“Stepping into that truth didn’t erase my womanhood or the life I’d lived. It layered on top of it”
BY RAGA D’SILVA, IMAGE BY PAVEL DANILYUK VIA CANVA
Being born a girl was the first crime I committed. I didn’t choose it. I didn’t know it at the time. But the world met me as a woman first, and everything that came after was measured against that. Being a woman taught me fear before I even understood desire. It taught me how to shrink, how to bend, how to count my steps and my words, how to make my body smaller in rooms that weren’t built for me. It taught me that danger isn’t always obvious and that power isn’t equally shared.
Society expected me to follow a path. To marry a man. To have children. To fit neatly into the life others had mapped out. I did all of that. I played the part. I gave the world the story it wanted. And in doing so, I learned what it meant to hide the truth of my own heart, to silence the part of me that knew love could feel different, that my desire did not follow the script.
Then came the quiet, slow realisation. The awakening that my heart didn’t move toward men in the way it was supposed to. That love had another shape, another name, lesbian. Stepping into that truth didn’t erase my womanhood or the life I’d lived. It layered on top of it. I carried all the fear, caution, rage and resilience I’d learned from navigating a patriarchal world, along with the weight of social expectation I had lived through. Suddenly, I wasn’t just a woman navigating misogyny. I was a woman who broke expectations. A woman whose love disrupted the orbit of men.
There is tension there. Women are taught to soften themselves, to make space for others, to be careful. Lesbians step out of that orbit. We choose women. We refuse the rules. And yes, vulnerabilities remain. The fear, the judgements, the microaggressions. Sometimes sharper. Sometimes lonelier.

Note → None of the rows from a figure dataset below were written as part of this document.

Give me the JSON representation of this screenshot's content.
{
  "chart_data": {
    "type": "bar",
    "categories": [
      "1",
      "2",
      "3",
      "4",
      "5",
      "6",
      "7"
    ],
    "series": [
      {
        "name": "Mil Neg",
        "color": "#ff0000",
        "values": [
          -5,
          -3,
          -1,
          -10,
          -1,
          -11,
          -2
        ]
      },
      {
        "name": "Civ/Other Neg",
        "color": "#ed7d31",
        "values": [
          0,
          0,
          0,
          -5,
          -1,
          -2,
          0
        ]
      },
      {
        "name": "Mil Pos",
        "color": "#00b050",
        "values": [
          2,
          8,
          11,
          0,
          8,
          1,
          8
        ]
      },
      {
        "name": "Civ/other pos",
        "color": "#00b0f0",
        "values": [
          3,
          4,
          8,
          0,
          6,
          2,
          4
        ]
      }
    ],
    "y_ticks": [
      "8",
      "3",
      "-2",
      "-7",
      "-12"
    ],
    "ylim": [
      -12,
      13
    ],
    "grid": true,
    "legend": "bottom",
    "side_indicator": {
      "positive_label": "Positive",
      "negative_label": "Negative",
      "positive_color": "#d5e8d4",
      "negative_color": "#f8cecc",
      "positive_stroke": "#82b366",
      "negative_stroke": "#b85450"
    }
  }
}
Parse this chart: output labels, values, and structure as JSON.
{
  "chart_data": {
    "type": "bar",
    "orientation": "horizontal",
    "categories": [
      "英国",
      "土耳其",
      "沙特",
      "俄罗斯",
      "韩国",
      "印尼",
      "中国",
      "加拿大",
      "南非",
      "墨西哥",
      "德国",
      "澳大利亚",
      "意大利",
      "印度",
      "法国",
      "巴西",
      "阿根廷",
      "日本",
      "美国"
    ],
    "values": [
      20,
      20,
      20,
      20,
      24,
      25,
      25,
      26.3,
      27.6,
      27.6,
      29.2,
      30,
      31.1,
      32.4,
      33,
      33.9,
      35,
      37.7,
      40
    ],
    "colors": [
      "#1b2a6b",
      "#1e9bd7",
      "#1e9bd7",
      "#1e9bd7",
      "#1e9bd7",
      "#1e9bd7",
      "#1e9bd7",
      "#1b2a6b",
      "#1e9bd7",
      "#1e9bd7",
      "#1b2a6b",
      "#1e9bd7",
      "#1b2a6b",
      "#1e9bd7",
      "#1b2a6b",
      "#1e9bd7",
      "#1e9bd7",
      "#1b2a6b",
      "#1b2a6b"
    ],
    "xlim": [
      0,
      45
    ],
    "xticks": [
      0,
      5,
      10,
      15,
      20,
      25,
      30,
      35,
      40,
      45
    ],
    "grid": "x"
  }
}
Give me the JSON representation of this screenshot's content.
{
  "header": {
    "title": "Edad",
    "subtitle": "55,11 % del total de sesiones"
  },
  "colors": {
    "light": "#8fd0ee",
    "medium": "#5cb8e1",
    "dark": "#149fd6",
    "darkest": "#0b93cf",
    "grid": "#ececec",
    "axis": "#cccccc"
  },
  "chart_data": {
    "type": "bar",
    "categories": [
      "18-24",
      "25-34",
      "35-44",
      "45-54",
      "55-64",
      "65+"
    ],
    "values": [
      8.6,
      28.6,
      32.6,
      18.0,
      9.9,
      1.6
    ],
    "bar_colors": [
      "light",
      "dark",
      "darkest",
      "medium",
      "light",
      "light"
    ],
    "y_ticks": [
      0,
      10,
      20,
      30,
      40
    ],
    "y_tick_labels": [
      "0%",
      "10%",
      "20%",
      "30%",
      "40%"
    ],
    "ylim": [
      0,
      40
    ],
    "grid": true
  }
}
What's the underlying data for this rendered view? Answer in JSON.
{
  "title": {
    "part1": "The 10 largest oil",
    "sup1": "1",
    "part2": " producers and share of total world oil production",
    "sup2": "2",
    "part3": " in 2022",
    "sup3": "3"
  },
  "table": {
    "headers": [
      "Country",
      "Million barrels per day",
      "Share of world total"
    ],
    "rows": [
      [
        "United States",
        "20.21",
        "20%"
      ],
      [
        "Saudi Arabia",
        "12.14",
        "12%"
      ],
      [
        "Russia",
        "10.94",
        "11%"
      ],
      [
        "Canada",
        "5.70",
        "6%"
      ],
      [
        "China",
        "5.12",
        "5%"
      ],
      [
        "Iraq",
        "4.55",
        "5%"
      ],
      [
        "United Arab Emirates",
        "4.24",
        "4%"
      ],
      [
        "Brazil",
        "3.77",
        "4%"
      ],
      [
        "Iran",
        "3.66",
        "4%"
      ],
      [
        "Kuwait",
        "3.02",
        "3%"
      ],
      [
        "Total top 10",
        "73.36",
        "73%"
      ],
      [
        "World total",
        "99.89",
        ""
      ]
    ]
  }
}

In my case, being a woman and a lesbian are not two separate identities stacked neatly; they are braided. My feminism is shaped by my queerness. My queerness is shaped by the misogyny and conditioning I have lived through. Pull them apart, and you lose the essence of who I am.
As we mark Lesbian Visibility Week (20 – 26 April), I feel that intersection keenly. There is struggle, yes, but also pride. Visibility matters. Stories matter. And in celebrating both my womanhood and my lesbianism, I see the strength in being unapologetically myself. I didn’t “become” a lesbian one day. I became aware. I was always both. And in that intersection, messy, complicated, sometimes painful, always real, I found clarity. I found myself.
Raga D’silva, is an author, public speaker, human rights activist and the host of the Older Queer Voices podcast.